As for the solid solution positive electrode material, the positive electrode material composed of Li1.2Co0.1Ni0.15O2 is used to ensure a discharge capacity of 250mAh/g. In addition, the first and second discharge curves are basically the same, and the high charge and discharge efficiency is also a major feature.

GS Yuasa reported the results of a trial production of a 0.8Ah square cell using this material (Figure 7). The energy density of 170Wh/kg was achieved by charging and discharging at 0.1C at room temperature (25°C).

Figure 7: Achieving an energy density of 170Wh/kg
GS Yuasa has trial-produced a square unit using a solid solution cathode material and achieved an energy density of 170Wh/kg. This figure was created by our magazine based on data from GS Yuasa.

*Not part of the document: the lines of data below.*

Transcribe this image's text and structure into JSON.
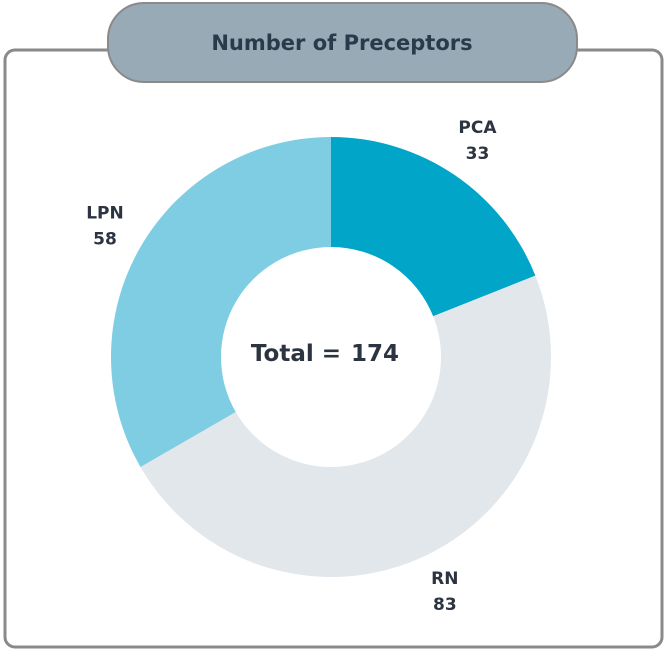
{
  "chart_data": {
    "type": "donut",
    "title": "Number of Preceptors",
    "categories": [
      "PCA",
      "RN",
      "LPN"
    ],
    "values": [
      33,
      83,
      58
    ],
    "colors": [
      "#00a5c8",
      "#e2e7eb",
      "#7fcde2"
    ],
    "center_label": "Total =",
    "total": 174
  }
}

LMP has a voltage 0.6V higher than LFP, so it is easy to achieve a higher voltage battery pack and the energy density can be increased by about 18%, so it is worth looking forward to.

However, a major problem with LMP is that its electrical conductivity is lower than that of LFP. GS Yuasa has improved its performance by coating LMP particles with carbon and building a "carbon network" connecting the LMP particles (Figure 8).

Figure 8: Improving properties through carbon network
GS Yuasa has developed a technology to form a carbon network to improve conductivity, a problem that exists when using LMP. The carbon network significantly increases capacity. This figure was created by our magazine based on data from GS Yuasa.

For example, a material that only has a capacity of about 65 mAh/g when coated with carbon alone can have a capacity of about 132 mAh/g after building a carbon network connecting the particles.